Читаем Мэбэт полностью

— Оспаривать первородство у собственного сына, поднимая оружие на собственного отца — вряд ли может быть что-то ужаснее подобной участи. Всякий, кто сказал бы, что знает, как разрешить такую участь — глуп. Разума моего хватило, чтобы не разгадывать эту загадку прежде, чем придет ее час. Время давало мне передышку, и я думал о другом, хотя знал, что ты не забываешь и не прощаешь обиды. Одно лишь скажу тебе: я бы сделал все, чтобы остаться жить, даже если бы ты захотел моей смерти. Но, как видишь, боги решили иначе — и потому незачем нам говорить об этом.

— Сможешь ли ты простить меня, сын?

— Ты не нуждаешься в моем прощении.

Мэбэт склонил голову, в груди его появилась боль, будто вновь вернулась стая и завыла.

— Нет, ты не можешь, — проговорил он обреченно, — не можешь простить меня.

— Поверь мне, отец, не от зла, не от старой обиды мой голос говорит эти слова. Зло и обиды остались там, и уже не вернутся больше. Ни камню, ни дереву, ни птице, ни зверю нет нужды в прощении — в нем нуждается только человек. Он дальше всех от истины, он один знает, что такое страдание. Он один жаждет прощения и оправдания. Но ты не человек, как все люди — это ясно, как солнце. Не твоя воля сделала тебя таким, каким ты был, ведь быть таким как ты выше сил человека. Если кому и нужно прощение, так это тому, кто сделал тебя любимцем божьим.

— Я знаю. Я расскажу тебе…

— Не надо. Это ничего не изменит. Береги силы, отец, не размышляй о ненужном. Теперь, когда ты стал человеком, как все люди, ты не сделал ничего дурного. Ты страдаешь сейчас, и впереди тебя ждет много страданий.

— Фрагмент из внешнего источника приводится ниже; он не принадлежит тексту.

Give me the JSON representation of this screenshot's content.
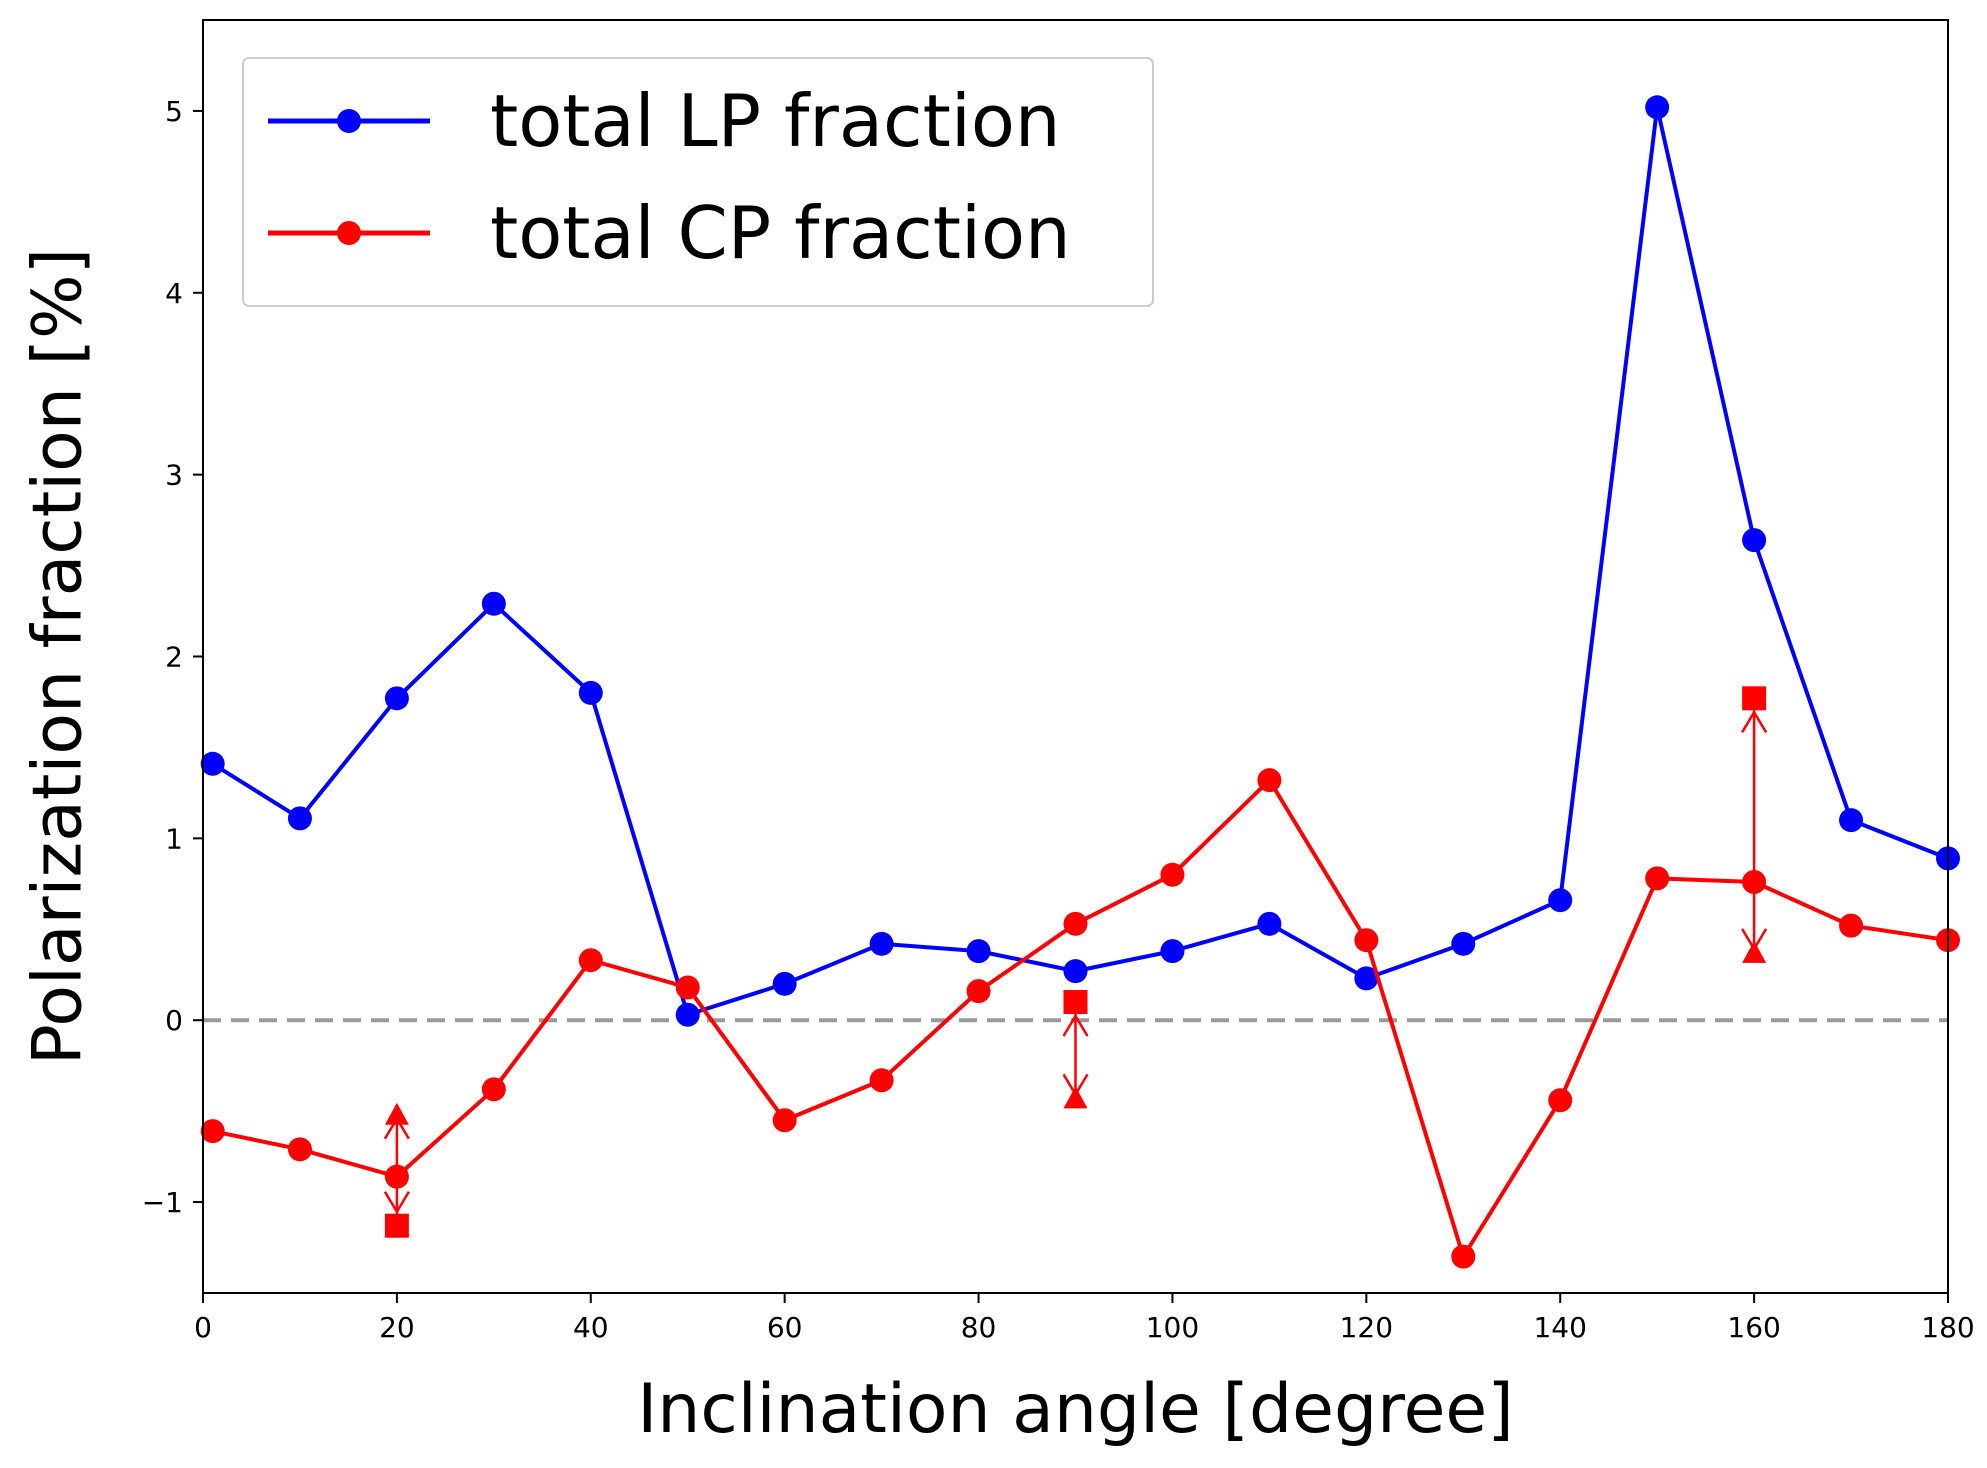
{
  "chart_data": {
    "type": "line",
    "xlabel": "Inclination angle [degree]",
    "ylabel": "Polarization fraction [%]",
    "xlim": [
      0,
      180
    ],
    "ylim": [
      -1.5,
      5.5
    ],
    "xticks": [
      0,
      20,
      40,
      60,
      80,
      100,
      120,
      140,
      160,
      180
    ],
    "xtick_labels": [
      "0",
      "20",
      "40",
      "60",
      "80",
      "100",
      "120",
      "140",
      "160",
      "180"
    ],
    "yticks": [
      -1,
      0,
      1,
      2,
      3,
      4,
      5
    ],
    "ytick_labels": [
      "−1",
      "0",
      "1",
      "2",
      "3",
      "4",
      "5"
    ],
    "grid": false,
    "legend_position": "top-left",
    "reference_line": {
      "y": 0,
      "style": "dashed",
      "color": "#999999"
    },
    "series": [
      {
        "name": "total LP fraction",
        "color": "#0000ff",
        "x": [
          1,
          10,
          20,
          30,
          40,
          50,
          60,
          70,
          80,
          90,
          100,
          110,
          120,
          130,
          140,
          150,
          160,
          170,
          180
        ],
        "y": [
          1.41,
          1.11,
          1.77,
          2.29,
          1.8,
          0.03,
          0.2,
          0.42,
          0.38,
          0.27,
          0.38,
          0.53,
          0.23,
          0.42,
          0.66,
          5.02,
          2.64,
          1.1,
          0.89
        ]
      },
      {
        "name": "total CP fraction",
        "color": "#ff0000",
        "x": [
          1,
          10,
          20,
          30,
          40,
          50,
          60,
          70,
          80,
          90,
          100,
          110,
          120,
          130,
          140,
          150,
          160,
          170,
          180
        ],
        "y": [
          -0.61,
          -0.71,
          -0.86,
          -0.38,
          0.33,
          0.18,
          -0.55,
          -0.33,
          0.16,
          0.53,
          0.8,
          1.32,
          0.44,
          -1.3,
          -0.44,
          0.78,
          0.76,
          0.52,
          0.44
        ]
      }
    ],
    "range_markers": [
      {
        "x": 20,
        "square_y": -1.13,
        "triangle_y": -0.52,
        "color": "#ff0000"
      },
      {
        "x": 90,
        "square_y": 0.1,
        "triangle_y": -0.43,
        "color": "#ff0000"
      },
      {
        "x": 160,
        "square_y": 1.77,
        "triangle_y": 0.37,
        "color": "#ff0000"
      }
    ]
  }
}
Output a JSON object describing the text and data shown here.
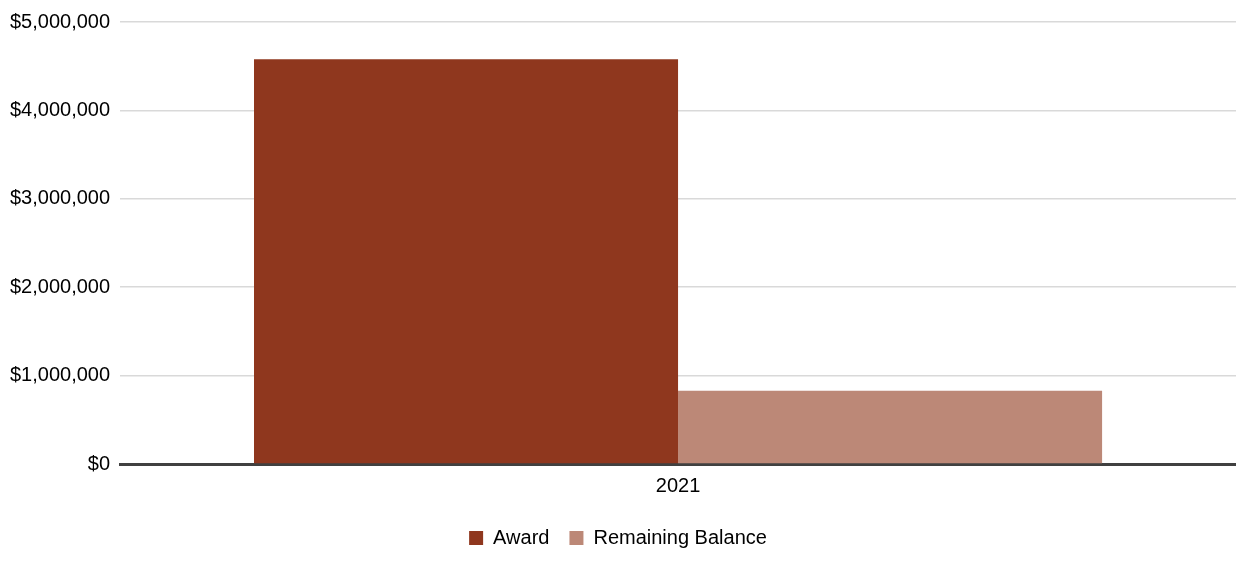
{
  "chart_data": {
    "type": "bar",
    "categories": [
      "2021"
    ],
    "series": [
      {
        "name": "Award",
        "color": "#8f371e",
        "values": [
          4580000
        ]
      },
      {
        "name": "Remaining Balance",
        "color": "#bc8877",
        "values": [
          830000
        ]
      }
    ],
    "ylim": [
      0,
      5000000
    ],
    "yticks": [
      {
        "value": 0,
        "label": "$0"
      },
      {
        "value": 1000000,
        "label": "$1,000,000"
      },
      {
        "value": 2000000,
        "label": "$2,000,000"
      },
      {
        "value": 3000000,
        "label": "$3,000,000"
      },
      {
        "value": 4000000,
        "label": "$4,000,000"
      },
      {
        "value": 5000000,
        "label": "$5,000,000"
      }
    ],
    "grid": "y",
    "legend": "bottom"
  }
}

Я знаю, каждая из этих дощечек — год твоей жизни в мире. Ты сам согласился страдать, чтобы мой сын, светлоглазый Сэвсэр, моя мать и моя жена не ели сиротского куска, чтобы людская злоба не обглодала их души. Поэтому тебе не нужно мое прощение. Что бы ты ни сделал — ты уже прощен. Только иди, прошу тебя, не сворачивая с Тропы. Собери все силы, какие есть в тебе, и каких нет — только иди. Ты, Войпель, брат мой, верный товарищ, помощник и слуга, помоги своему хозяину, чем можешь, и чем не можешь — помоги… Поднимайся, Мэбэт, тебе пора. Я чувствую, скоро меня позовут и прежде, чем я услышу голос с высшего неба, хочу видеть, что ты идешь. Тогда сердце мое будет покойно и радостно.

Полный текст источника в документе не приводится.